A households geospatial file will be created with a geometry point column in the format of:
{st_abbr}_{year}_{households/persons}_w_geom.parquet
All spatial data are in EPSG:4326. Latitude and longitude columns also have the EPSG number in the column name as a reminder.
Synthetic population data are generated from tables published by the U.S. Census Bureau in the American Community Survey. ACS 5-year data are used to generate the synthetic population. For a complete list of tables from the ACS, please see the config.py file where the exact tables and columns are provided.
To distribute household point locations in our synthetic population, we use the LandScan USA 2020 population density data under the CC BY 4.0 licensing with citation (below). These data must be downloaded manually and put into the raw data folder. Please see the LandScan data portal to download the data.
Weber, E., Moehl, J., Weston, S., Rose, A., & Sims, K. (2021). LandScan USA 2020 [Data set]. Oak Ridge National Laboratory. https://doi.org/10.48690/1523373
Census TIGER data are also used.
When sampling households from the PUMS to fill our synthetic population a series of expanding criteria are applied.

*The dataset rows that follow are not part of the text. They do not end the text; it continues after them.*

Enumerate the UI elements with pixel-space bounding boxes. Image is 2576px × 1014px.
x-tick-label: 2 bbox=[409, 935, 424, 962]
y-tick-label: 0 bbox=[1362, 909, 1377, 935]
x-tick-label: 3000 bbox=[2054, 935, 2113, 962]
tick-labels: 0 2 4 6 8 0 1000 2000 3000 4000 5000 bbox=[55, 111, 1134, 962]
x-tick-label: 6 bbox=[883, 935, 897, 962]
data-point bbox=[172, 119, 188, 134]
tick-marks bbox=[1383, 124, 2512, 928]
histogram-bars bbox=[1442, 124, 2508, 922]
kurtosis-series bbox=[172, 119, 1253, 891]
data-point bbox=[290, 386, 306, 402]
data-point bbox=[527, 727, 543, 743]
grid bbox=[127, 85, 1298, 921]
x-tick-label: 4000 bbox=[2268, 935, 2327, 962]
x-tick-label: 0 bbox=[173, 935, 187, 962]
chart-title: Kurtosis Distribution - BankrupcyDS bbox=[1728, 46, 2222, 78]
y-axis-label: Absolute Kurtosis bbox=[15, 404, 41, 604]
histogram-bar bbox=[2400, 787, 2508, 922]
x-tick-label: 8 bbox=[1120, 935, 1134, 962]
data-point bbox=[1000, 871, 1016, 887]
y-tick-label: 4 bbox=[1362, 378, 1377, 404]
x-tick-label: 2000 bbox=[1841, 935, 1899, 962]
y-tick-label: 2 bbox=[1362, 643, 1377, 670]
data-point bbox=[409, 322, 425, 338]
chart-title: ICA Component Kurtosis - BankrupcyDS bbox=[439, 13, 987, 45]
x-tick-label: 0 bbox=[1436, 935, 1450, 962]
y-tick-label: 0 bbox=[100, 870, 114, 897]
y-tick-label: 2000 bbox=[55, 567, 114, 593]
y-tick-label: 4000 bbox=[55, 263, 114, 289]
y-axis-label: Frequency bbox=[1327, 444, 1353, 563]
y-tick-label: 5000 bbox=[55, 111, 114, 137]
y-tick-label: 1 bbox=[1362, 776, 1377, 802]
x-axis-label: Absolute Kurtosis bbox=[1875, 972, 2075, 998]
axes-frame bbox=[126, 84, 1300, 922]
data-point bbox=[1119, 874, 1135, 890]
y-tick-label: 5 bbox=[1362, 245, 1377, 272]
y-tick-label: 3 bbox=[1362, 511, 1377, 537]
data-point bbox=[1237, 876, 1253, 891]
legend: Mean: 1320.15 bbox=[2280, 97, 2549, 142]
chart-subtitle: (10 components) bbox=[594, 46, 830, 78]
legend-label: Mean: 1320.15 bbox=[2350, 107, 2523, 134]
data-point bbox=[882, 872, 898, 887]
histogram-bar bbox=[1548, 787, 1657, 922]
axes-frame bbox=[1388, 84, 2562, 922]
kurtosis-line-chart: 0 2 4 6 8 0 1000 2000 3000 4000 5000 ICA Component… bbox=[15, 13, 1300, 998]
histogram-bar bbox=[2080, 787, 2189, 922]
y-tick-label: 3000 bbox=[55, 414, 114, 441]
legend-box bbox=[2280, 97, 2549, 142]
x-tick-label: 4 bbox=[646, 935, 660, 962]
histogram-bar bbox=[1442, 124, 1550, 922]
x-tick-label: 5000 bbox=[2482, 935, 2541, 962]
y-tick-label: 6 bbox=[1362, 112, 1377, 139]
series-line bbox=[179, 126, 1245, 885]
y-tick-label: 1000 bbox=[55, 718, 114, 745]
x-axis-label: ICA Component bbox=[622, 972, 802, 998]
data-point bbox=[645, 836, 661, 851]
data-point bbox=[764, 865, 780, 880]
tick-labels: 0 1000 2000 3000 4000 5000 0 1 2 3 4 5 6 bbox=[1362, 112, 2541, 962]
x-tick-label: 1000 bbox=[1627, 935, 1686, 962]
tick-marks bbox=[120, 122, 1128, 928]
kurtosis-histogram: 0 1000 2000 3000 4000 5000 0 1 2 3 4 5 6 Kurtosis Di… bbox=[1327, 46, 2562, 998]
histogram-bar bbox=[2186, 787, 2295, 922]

- Sample from within the same PUMA, look for matching on all variables
- Sample from the entire state (with records weighted by how similar their PUMA is to the source PUMA). Look for matching on all variables
- Sample from within same PUMA. Look for households with all variables matching except for household size, where we allow +/- one difference in size, or +/- 2 if the size is the minimum or maximum.
- Same as 3 but sampling from the entire state with weights.
- Sample from within same PUMA but in addition to household size we allow for the age of the head of householder to be off by +/- one group.
- Same as 5 but sampling from the entire state with weights.
- Sample from the same PUMA but on top of loosening restrictions for household size and head of householder age, we also loosen the criteria for household income to allow households with +/- one income group difference.
- Same as 7 but sample from the entire state with weights.
- Sample from within same PUMA but now allow head of householder ethnicity to be anything on top of having no restrictions for ethnicity and looser restrictions for household size, income, and age.
- Same as 9 but sample from the entire state with weights.
- Sample from within same PUMA but now also allow the household to have any income on top of the earlier expanded criteria.
- Same as 11 but sample from the entire state with weights.
NOTE: most households are found in steps 1 and 2, with just a small percentage requiring further steps.